The Global Energy and Climate Outlook (GECO) 2021 takes stock of recent updates of national climate targets taking into account nationally determined contributions (NDCs) and national long-term net zero strategies. The report presents an in-depth analysis of global decarbonisation scenarios, with a detailed look on G20 countries, which have accounted for more than 75% of global GHG emissions since 1990.
For each of the G20 countries, the GECO 2021 assesses greenhouse gas (GHG) emissions scenarios for (i) current policies, (ii) announced national climate targets and (iii) global 1.5 °C pathways. Abatement options required to bring current national policies in line with ambitious climate policy targets are presented by sector and activity.
Delivering on long-term net zero emission targets would result in a temperature increase of about 1.8 °C by the end of the century. However, strong policy action is needed. Current policies may lead to a temperature increase of more than 3 °C; substantial additional efforts are still required to keep the temperature increase below 2°C and to reach the 1.5 °C goal of the Paris Agreement.
Projections with an energy-emissions model - using common socio-economic assumptions
Economic Multi-Regional Input-Output tables
The 2 °C target is within reach, with more net-zero emission pledges
The 2015 Paris Agreement establishes a policy framework in which countries submit their domestic targets to the United Nations Framework Convention on Climate Change (UNFCCC). Countries are invited to revisit these targets every 5 years – with the aim of ratcheting up the level of emission reductions. The first update of NDCs was scheduled ahead of COP 26 in Glasgow and many countries have indeed updated their NDCs, although not all of the updates have increased ambition; submissions up to 05 November 2021 and pledges made in COP26 are included in this report.
The Paris Agreement further invites parties to submit long-term low GHG emission development strategies (LTS). In its long-term strategy of 2018, the EU announced the target to become climate neutral by 2050. Since then, several other large economies have followed and announced their own net-zero emission targets for mid-century.
The announced targets for the short-term (2030) and long-term (mid-century) would mean a clear departure from historic trends and current policies. While current policies may lead to climate change in excess of 3 °C, the implied temperature change from announced targets would amount to about 1.8°C by 2100. This is significantly lower than assessed in previous editions of GECO, as for the first time we include long-term targets together with the NDC targets. Achieving these targets will however require additional policies measures, as current policies are only sufficient to stabilize global emissions by 2035-2040.
Further, to limit global warming to 1.5 °C, more ambitious targets would be needed, both in the short-term for achieving a stronger decline of emissions towards 2030, as well as in the long-term as some major emitters have not yet embraced a net zero target.
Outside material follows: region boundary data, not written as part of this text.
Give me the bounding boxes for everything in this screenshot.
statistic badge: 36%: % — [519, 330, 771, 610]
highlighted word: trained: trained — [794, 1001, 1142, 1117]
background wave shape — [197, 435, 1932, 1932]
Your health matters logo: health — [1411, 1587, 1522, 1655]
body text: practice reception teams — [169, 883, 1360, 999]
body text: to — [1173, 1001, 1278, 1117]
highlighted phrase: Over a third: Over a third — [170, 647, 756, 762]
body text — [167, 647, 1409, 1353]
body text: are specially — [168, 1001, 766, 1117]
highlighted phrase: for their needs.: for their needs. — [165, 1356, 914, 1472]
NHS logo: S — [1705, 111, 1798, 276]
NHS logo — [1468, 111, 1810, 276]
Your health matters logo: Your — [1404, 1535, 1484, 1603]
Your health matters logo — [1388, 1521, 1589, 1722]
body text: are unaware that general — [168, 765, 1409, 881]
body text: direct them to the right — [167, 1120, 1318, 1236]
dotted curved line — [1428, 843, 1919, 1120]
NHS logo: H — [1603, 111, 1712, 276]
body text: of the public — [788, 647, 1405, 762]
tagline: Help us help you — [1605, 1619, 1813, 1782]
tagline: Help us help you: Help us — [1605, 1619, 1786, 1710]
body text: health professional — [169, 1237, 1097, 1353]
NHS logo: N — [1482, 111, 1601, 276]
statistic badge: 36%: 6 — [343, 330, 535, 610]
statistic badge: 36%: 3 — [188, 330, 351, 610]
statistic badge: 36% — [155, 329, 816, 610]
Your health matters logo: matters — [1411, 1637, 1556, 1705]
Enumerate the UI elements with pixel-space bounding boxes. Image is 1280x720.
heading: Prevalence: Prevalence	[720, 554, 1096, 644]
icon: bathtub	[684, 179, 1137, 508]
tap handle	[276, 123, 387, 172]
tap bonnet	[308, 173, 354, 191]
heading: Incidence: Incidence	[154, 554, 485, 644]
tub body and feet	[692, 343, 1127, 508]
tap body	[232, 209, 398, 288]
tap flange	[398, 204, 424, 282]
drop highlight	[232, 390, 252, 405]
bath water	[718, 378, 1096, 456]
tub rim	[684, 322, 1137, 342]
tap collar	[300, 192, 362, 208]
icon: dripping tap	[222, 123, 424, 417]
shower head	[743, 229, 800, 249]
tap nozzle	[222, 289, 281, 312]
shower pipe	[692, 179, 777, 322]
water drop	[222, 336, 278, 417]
Note: The two 1.5 °C scenarios either have a common global carbon price ("1.5C - Unif") or a converging carbon price ("1.5C - Diff"). Both 1.5 °C scenarios were designed to not exceed that temperature change at the end of the century with a probability of 50%.
In the NDC-LTS pathway, emissions would already peak around 2023 and then stabilize by mid-century. Emission reductions in the power sector can contribute most towards realizing the emission targets in the short/medium-term, especially by reducing generation based on coal. Beyond 2030 and moving towards the 1.5 °C target, a reduction of all fossil fuels relative to current levels will be needed to achieve the more ambitious 1.5 °C target.
A detailed look on the G20 countries
This release of GECO provides a detailed view on G20 countries and what the different pathways imply for them.
When zooming in from the global picture to individual countries and regions, it appears that some countries are on track for emission reductions implied by cost-efficient 1.5°C pathways, especially those with net zero emission targets by mid-century. On the other end of the scale are countries with a non-binding NDC target in the short-term and no plan for deep emission reductions in the long-term.
When moving towards the 1.5°C target, all countries reduce the use of fossil fuels, especially coal and decarbonize electricity generation, along with improving energy efficiency, advancing electrification and reducing emissions from land use. However, the mix of abatement options is different for different countries: in terms of overall contribution, the main mitigation options for developed countries are renewables for power generation and demand-side efficiency, while for developing countries the reduction of emissions from land use plays an important role.
Implications for employment transition
The transition to a low carbon economy requires additional investment as the capital stock of the world economy is transformed. Therefore, investment in the overall economy grows at global level under both climate policy scenarios, with the investment in clean power technologies outstanding as the prime driver of this transition. As a consequence, employment levels are positively affected in several sectors, that benefit directly or indirectly from the transition.
Sectors facing the strongest decrease in employment levels, such as the fossil fuel industry, are providing only a small numbers of jobs in the economy even in the absence of climate policy. As the decarbonisation of the economy advances, bioenergy and electrification lead to increased employment opportunities and additional investment positively affects the employment levels in the construction sector.